Question

The sum of kinetic energy and potential energy of a simple pendulum bob is 0.02 J. The speed of the simple pendulum bob at equilibrium position is approximately: (Consider mass of the bob = 20 g)

• A. 14.1 m/s
• B. 1.41 m/s
• C. 2.0 m/s
• D. 0.2 m/s

Hint:

In conservation of energy problems, always convert mass to kilograms (SI units) immediately to avoid decimal errors in your final result.

Answer 1

The Correct Option is B

Step 1: Understanding the Concept:
According to the law of conservation of mechanical energy, the total energy (KE + PE) remains constant. At the equilibrium position (lowest point), the potential energy is zero (reference level), so all the energy is converted into kinetic energy.

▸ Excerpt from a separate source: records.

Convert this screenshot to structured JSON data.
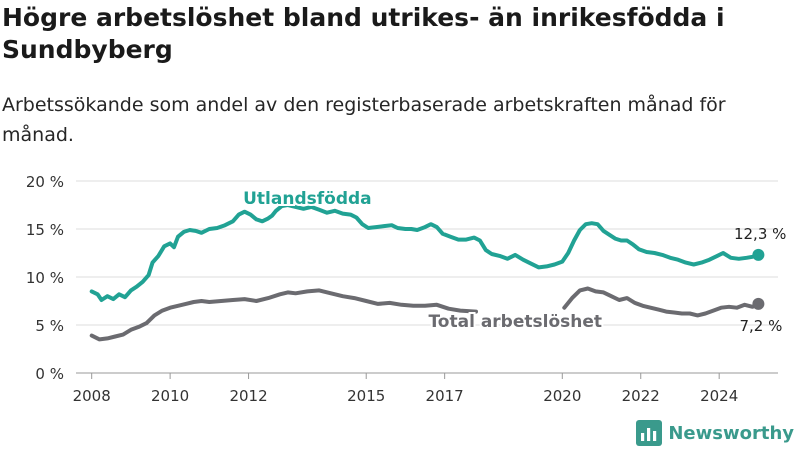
{
  "title": "Högre arbetslöshet bland utrikes- än inrikesfödda i Sundbyberg",
  "subtitle": "Arbetssökande som andel av den registerbaserade arbetskraften månad för månad.",
  "brand": {
    "name": "Newsworthy",
    "logo_icon": "bar-chart-icon"
  },
  "colors": {
    "foreign_born": "#21a294",
    "total": "#6b6b70",
    "grid": "#dddddd",
    "axis_text": "#333333"
  },
  "chart_data": {
    "type": "line",
    "title": "Högre arbetslöshet bland utrikes- än inrikesfödda i Sundbyberg",
    "xlabel": "",
    "ylabel": "",
    "xlim": [
      2007.6,
      2025.5
    ],
    "ylim": [
      0,
      20
    ],
    "y_ticks": [
      0,
      5,
      10,
      15,
      20
    ],
    "y_tick_labels": [
      "0 %",
      "5 %",
      "10 %",
      "15 %",
      "20 %"
    ],
    "x_ticks": [
      2008,
      2010,
      2012,
      2015,
      2017,
      2020,
      2022,
      2024
    ],
    "x_tick_labels": [
      "2008",
      "2010",
      "2012",
      "2015",
      "2017",
      "2020",
      "2022",
      "2024"
    ],
    "grid": true,
    "series": [
      {
        "name": "Utlandsfödda",
        "color": "#21a294",
        "end_label": "12,3 %",
        "points": [
          [
            2008.0,
            8.5
          ],
          [
            2008.15,
            8.2
          ],
          [
            2008.25,
            7.6
          ],
          [
            2008.4,
            8.0
          ],
          [
            2008.55,
            7.7
          ],
          [
            2008.7,
            8.2
          ],
          [
            2008.85,
            7.9
          ],
          [
            2009.0,
            8.6
          ],
          [
            2009.15,
            9.0
          ],
          [
            2009.3,
            9.5
          ],
          [
            2009.45,
            10.2
          ],
          [
            2009.55,
            11.5
          ],
          [
            2009.7,
            12.2
          ],
          [
            2009.85,
            13.2
          ],
          [
            2010.0,
            13.5
          ],
          [
            2010.1,
            13.1
          ],
          [
            2010.2,
            14.2
          ],
          [
            2010.35,
            14.7
          ],
          [
            2010.5,
            14.9
          ],
          [
            2010.65,
            14.8
          ],
          [
            2010.8,
            14.6
          ],
          [
            2011.0,
            15.0
          ],
          [
            2011.2,
            15.1
          ],
          [
            2011.4,
            15.4
          ],
          [
            2011.6,
            15.8
          ],
          [
            2011.75,
            16.5
          ],
          [
            2011.9,
            16.8
          ],
          [
            2012.05,
            16.5
          ],
          [
            2012.2,
            16.0
          ],
          [
            2012.35,
            15.8
          ],
          [
            2012.5,
            16.1
          ],
          [
            2012.6,
            16.4
          ],
          [
            2012.7,
            16.9
          ],
          [
            2012.85,
            17.4
          ],
          [
            2013.0,
            17.5
          ],
          [
            2013.2,
            17.3
          ],
          [
            2013.4,
            17.1
          ],
          [
            2013.6,
            17.3
          ],
          [
            2013.8,
            17.0
          ],
          [
            2014.0,
            16.7
          ],
          [
            2014.2,
            16.9
          ],
          [
            2014.4,
            16.6
          ],
          [
            2014.6,
            16.5
          ],
          [
            2014.75,
            16.2
          ],
          [
            2014.9,
            15.5
          ],
          [
            2015.05,
            15.1
          ],
          [
            2015.25,
            15.2
          ],
          [
            2015.45,
            15.3
          ],
          [
            2015.65,
            15.4
          ],
          [
            2015.8,
            15.1
          ],
          [
            2016.0,
            15.0
          ],
          [
            2016.15,
            15.0
          ],
          [
            2016.3,
            14.9
          ],
          [
            2016.5,
            15.2
          ],
          [
            2016.65,
            15.5
          ],
          [
            2016.8,
            15.2
          ],
          [
            2016.95,
            14.5
          ],
          [
            2017.15,
            14.2
          ],
          [
            2017.35,
            13.9
          ],
          [
            2017.55,
            13.9
          ],
          [
            2017.75,
            14.1
          ],
          [
            2017.9,
            13.8
          ],
          [
            2018.05,
            12.8
          ],
          [
            2018.2,
            12.4
          ],
          [
            2018.4,
            12.2
          ],
          [
            2018.6,
            11.9
          ],
          [
            2018.8,
            12.3
          ],
          [
            2019.0,
            11.8
          ],
          [
            2019.2,
            11.4
          ],
          [
            2019.4,
            11.0
          ],
          [
            2019.6,
            11.1
          ],
          [
            2019.8,
            11.3
          ],
          [
            2020.0,
            11.6
          ],
          [
            2020.15,
            12.5
          ],
          [
            2020.3,
            13.8
          ],
          [
            2020.45,
            14.9
          ],
          [
            2020.6,
            15.5
          ],
          [
            2020.75,
            15.6
          ],
          [
            2020.9,
            15.5
          ],
          [
            2021.05,
            14.8
          ],
          [
            2021.2,
            14.4
          ],
          [
            2021.35,
            14.0
          ],
          [
            2021.5,
            13.8
          ],
          [
            2021.65,
            13.8
          ],
          [
            2021.8,
            13.4
          ],
          [
            2021.95,
            12.9
          ],
          [
            2022.15,
            12.6
          ],
          [
            2022.35,
            12.5
          ],
          [
            2022.55,
            12.3
          ],
          [
            2022.75,
            12.0
          ],
          [
            2022.95,
            11.8
          ],
          [
            2023.15,
            11.5
          ],
          [
            2023.35,
            11.3
          ],
          [
            2023.55,
            11.5
          ],
          [
            2023.75,
            11.8
          ],
          [
            2023.95,
            12.2
          ],
          [
            2024.1,
            12.5
          ],
          [
            2024.3,
            12.0
          ],
          [
            2024.5,
            11.9
          ],
          [
            2024.7,
            12.0
          ],
          [
            2024.85,
            12.1
          ],
          [
            2025.0,
            12.3
          ]
        ]
      },
      {
        "name": "Total arbetslöshet",
        "color": "#6b6b70",
        "end_label": "7,2 %",
        "points": [
          [
            2008.0,
            3.9
          ],
          [
            2008.2,
            3.5
          ],
          [
            2008.4,
            3.6
          ],
          [
            2008.6,
            3.8
          ],
          [
            2008.8,
            4.0
          ],
          [
            2009.0,
            4.5
          ],
          [
            2009.2,
            4.8
          ],
          [
            2009.4,
            5.2
          ],
          [
            2009.6,
            6.0
          ],
          [
            2009.8,
            6.5
          ],
          [
            2010.0,
            6.8
          ],
          [
            2010.2,
            7.0
          ],
          [
            2010.4,
            7.2
          ],
          [
            2010.6,
            7.4
          ],
          [
            2010.8,
            7.5
          ],
          [
            2011.0,
            7.4
          ],
          [
            2011.3,
            7.5
          ],
          [
            2011.6,
            7.6
          ],
          [
            2011.9,
            7.7
          ],
          [
            2012.2,
            7.5
          ],
          [
            2012.5,
            7.8
          ],
          [
            2012.8,
            8.2
          ],
          [
            2013.0,
            8.4
          ],
          [
            2013.2,
            8.3
          ],
          [
            2013.5,
            8.5
          ],
          [
            2013.8,
            8.6
          ],
          [
            2014.1,
            8.3
          ],
          [
            2014.4,
            8.0
          ],
          [
            2014.7,
            7.8
          ],
          [
            2015.0,
            7.5
          ],
          [
            2015.3,
            7.2
          ],
          [
            2015.6,
            7.3
          ],
          [
            2015.9,
            7.1
          ],
          [
            2016.2,
            7.0
          ],
          [
            2016.5,
            7.0
          ],
          [
            2016.8,
            7.1
          ],
          [
            2017.1,
            6.7
          ],
          [
            2017.4,
            6.5
          ],
          [
            2017.8,
            6.4
          ]
        ],
        "points_after_gap": [
          [
            2020.05,
            6.8
          ],
          [
            2020.25,
            7.8
          ],
          [
            2020.45,
            8.6
          ],
          [
            2020.65,
            8.8
          ],
          [
            2020.85,
            8.5
          ],
          [
            2021.05,
            8.4
          ],
          [
            2021.25,
            8.0
          ],
          [
            2021.45,
            7.6
          ],
          [
            2021.65,
            7.8
          ],
          [
            2021.85,
            7.3
          ],
          [
            2022.05,
            7.0
          ],
          [
            2022.25,
            6.8
          ],
          [
            2022.45,
            6.6
          ],
          [
            2022.65,
            6.4
          ],
          [
            2022.85,
            6.3
          ],
          [
            2023.05,
            6.2
          ],
          [
            2023.25,
            6.2
          ],
          [
            2023.45,
            6.0
          ],
          [
            2023.65,
            6.2
          ],
          [
            2023.85,
            6.5
          ],
          [
            2024.05,
            6.8
          ],
          [
            2024.25,
            6.9
          ],
          [
            2024.45,
            6.8
          ],
          [
            2024.65,
            7.1
          ],
          [
            2024.85,
            6.9
          ],
          [
            2025.0,
            7.2
          ]
        ]
      }
    ]
  }
}
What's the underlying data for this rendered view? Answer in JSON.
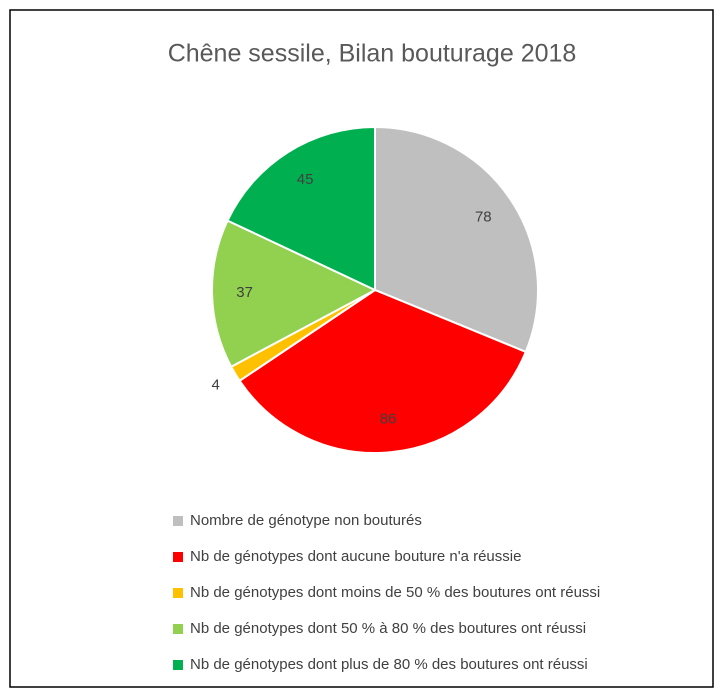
{
  "chart_data": {
    "type": "pie",
    "title": "Chêne sessile, Bilan bouturage 2018",
    "categories": [
      "Nombre de génotype non bouturés",
      "Nb de génotypes dont aucune bouture n'a réussie",
      "Nb de génotypes dont moins de 50 % des boutures ont réussi",
      "Nb de génotypes dont 50 % à 80 % des boutures ont réussi",
      "Nb de génotypes dont plus de 80 % des boutures ont réussi"
    ],
    "values": [
      78,
      86,
      4,
      37,
      45
    ],
    "colors": [
      "#bfbfbf",
      "#ff0000",
      "#ffc000",
      "#92d050",
      "#00b050"
    ],
    "legend": "bottom"
  }
}
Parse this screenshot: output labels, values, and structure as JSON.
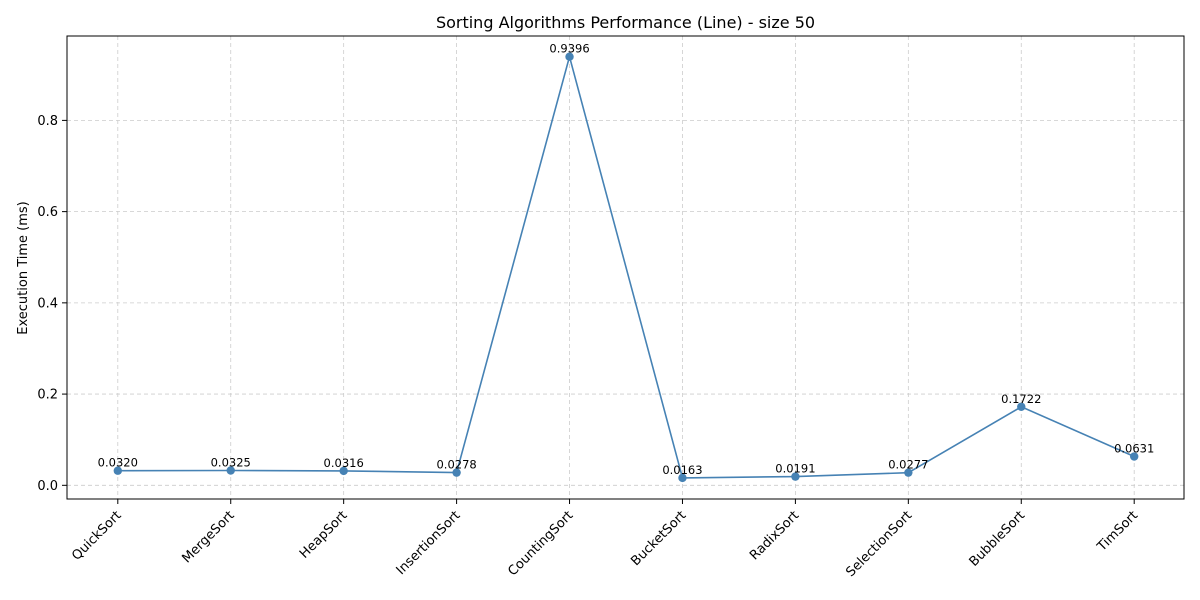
{
  "chart_data": {
    "type": "line",
    "title": "Sorting Algorithms Performance (Line) - size 50",
    "xlabel": "",
    "ylabel": "Execution Time (ms)",
    "categories": [
      "QuickSort",
      "MergeSort",
      "HeapSort",
      "InsertionSort",
      "CountingSort",
      "BucketSort",
      "RadixSort",
      "SelectionSort",
      "BubbleSort",
      "TimSort"
    ],
    "values": [
      0.032,
      0.0325,
      0.0316,
      0.0278,
      0.9396,
      0.0163,
      0.0191,
      0.0277,
      0.1722,
      0.0631
    ],
    "value_labels": [
      "0.0320",
      "0.0325",
      "0.0316",
      "0.0278",
      "0.9396",
      "0.0163",
      "0.0191",
      "0.0277",
      "0.1722",
      "0.0631"
    ],
    "yticks": [
      0.0,
      0.2,
      0.4,
      0.6,
      0.8
    ],
    "ytick_labels": [
      "0.0",
      "0.2",
      "0.4",
      "0.6",
      "0.8"
    ],
    "ylim": [
      -0.03,
      0.985
    ],
    "grid": true,
    "line_color": "#4682b4",
    "grid_color": "#cccccc"
  }
}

Step 2: Key Formula or Approach:
1. Total Energy ($E$) = Max Kinetic Energy 2. $E = \frac{1}{2} mv^2$

Step 3: Detailed Explanation:
Given: $E = 0.02$ J, $m = 20$ g = 0.02 kg. (Note: Assuming the "eV" in the user prompt was a typo for "J" given the typical scale of such physics problems, as 0.02 eV would result in an extremely small, non-listed velocity). 1. Set up the energy equation: \[ 0.02 = \frac{1}{2} \times 0.02 \times v^2 \] 2. Simplify: \[ 0.02 = 0.01 \times v^2 \] \[ v^2 = \frac{0.02}{0.01} = 2 \] 3. Calculate $v$: \[ v = \sqrt{2} \approx 1.41 \text{ m/s} \]

Step 4: Final Answer:
The speed at the equilibrium position is approximately 1.41 m/s.